READER COMMENTS ON
"'Daily Voting News' For February 17, 2007"
(7 Responses so far...)
COMMENT #1 [Permalink]
...
Ancient
said on 2/17/2007 @ 7:23 pm PT...
John
Thanks for beng there.
My latest poem
in your honor!
TO MARTIN JR
Like death’s really the end to this energy
And our votes have been counted
Fear-mongers think
American spirit can be drained
Without ever knowing
CREATOR
HEAL THIS COUNTRY
COMMENT #2 [Permalink]
...
Ancient
said on 2/17/2007 @ 7:37 pm PT...
Hey Phil
long distance good energyto yOu.
COMMENT #3 [Permalink]
...
Howdy
said on 2/18/2007 @ 1:27 am PT...
"Advocates for voters with disabilities prefer DREs to paper ballots because DREs allow blind and otherwise physically challenged individuals to vote privately and independently. This may be why neither the Nelson nor Holt bill ban them." --Michael Hickins internetnews
But advocates for voters with disabilities don't prefer DREs. They want all voters to vote a secret ballot independently and in private. DREs are just the only thing that come close and are certified. They still fail in some areas like secrecy. If only one person uses a machine, observers can tell how they voted in the recount. And if the paper trail is in fact the ballot in a recount, that ballot hasn't been verified. I think that is a basis for a court case right now that might be the end of the DRE. Holt's bill gives the NIST until 2010 to think about it but we may get a court decision before then. Possibly before November 2008.

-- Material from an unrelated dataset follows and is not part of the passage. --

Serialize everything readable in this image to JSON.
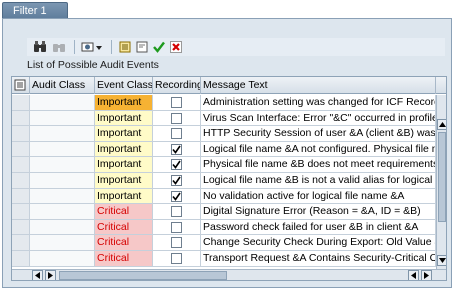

"...There's all kind of innovation possible in making the verification of paper ballots accessible. It's perfectly reasonable that it should be, but it doesn't require a DRE to do that..." - Warren Stewart, policy director for VoteTrustUSA.org
So, it's possible. To meet HAVA and allow equal protection to all voters. Not just marking the ballot but verification. Paper ballots alone don't do that. There's issues with the secrecy of all marking devices. This is the reason a lot of counties moved to all DRE voting because they had to comply with law and the cheapest way to do it was sign on to DREs certified by the Feds and certified by the States. Prior to 2000, elections were all done as cheap as possible. Now seems to be the time to blame the disabled community for NJ not testing machines or FL for not duct taping printers to their DREs. It's 'those people'. It's 'their' fault DREs were forced on voters.
It's entirely possible to have someone make a system. It's perfectly reasonable to want one. Caltech/MIT can come up with...nothing yet. Except a study (singular, just one and it's not easy to find that report) that voters don't verify their votes. Paper voting is not "inherently verified". HAVA requires second chance voting to cut down on overvotes and people who can't figure out the intricate instruction of connect the head and tail of the arrow with a single line of blue or black ink. In a recent city council manual recount of 3788 ballots (Vote for three) there were 3030 undervotes and a winning margin of 2 votes. There were also 6 overvotes. It took 3 days for the four people to recount only one contest. That provision of HAVA was put in there because voting is not 'inherent'.
Try the game yourself. How do you comply with a 2002 federal law? How do you get a secret vote out of someone who can't use their hands, can't see, can't speak? Then how do you verify it? I don't really see how it can be done. I think adding more bad laws onto bad laws is going to create bad elections. But trolls and shills are unreasonable.
COMMENT #4 [Permalink]
...
leftisbest
said on 2/18/2007 @ 1:31 am PT...
Here's a "backup" plan. HCPB ATP (at the precincts).
No, I've got a beter idea, let's make THAT the plan, then there is little need for a backup plan. It is simple and inexpensive. So why return to such gtolden days of yore? When we can spend so much MORE now and get so much less transparency and ability to verify.
It all mkae sense, War is Peace and, well, you get the picture.
COMMENT #5 [Permalink]
...
Ancient
said on 2/18/2007 @ 7:01 am PT...
THANK YOU, THANK YOU, THANK YOU Senator Specter!
I couldn't be more proud of you!!
God Bless YOU!!!
COMMENT #6 [Permalink]
...
Ancient
said on 2/18/2007 @ 7:13 am PT...
Now if we could just get you Senator, and all other Senators and Representatives to under stand that PAPER BALLOTS are the best way to get us moving back toward the democracy our forefathers had in mind, we just might make it!
COMMENT #7 [Permalink]
...
oldturk
said on 2/19/2007 @ 9:05 am PT...
You seen this,.. ?
For a mere $82 a computer scientist and electronic voting critic managed to purchase five $5,000 Sequoia electronic voting machines over the internet last month from a government auction site. And now he's taking them apart.
Princeton computer science professor Andrew Appel and his students have begun reverse-engineering the software embedded in the machines' ROM chips to determine if it has any security holes. But Appel says the ease with which he and his students opened the machines and removed the chips already demonstrates that the voting machines are vulnerable to unauthorized modification.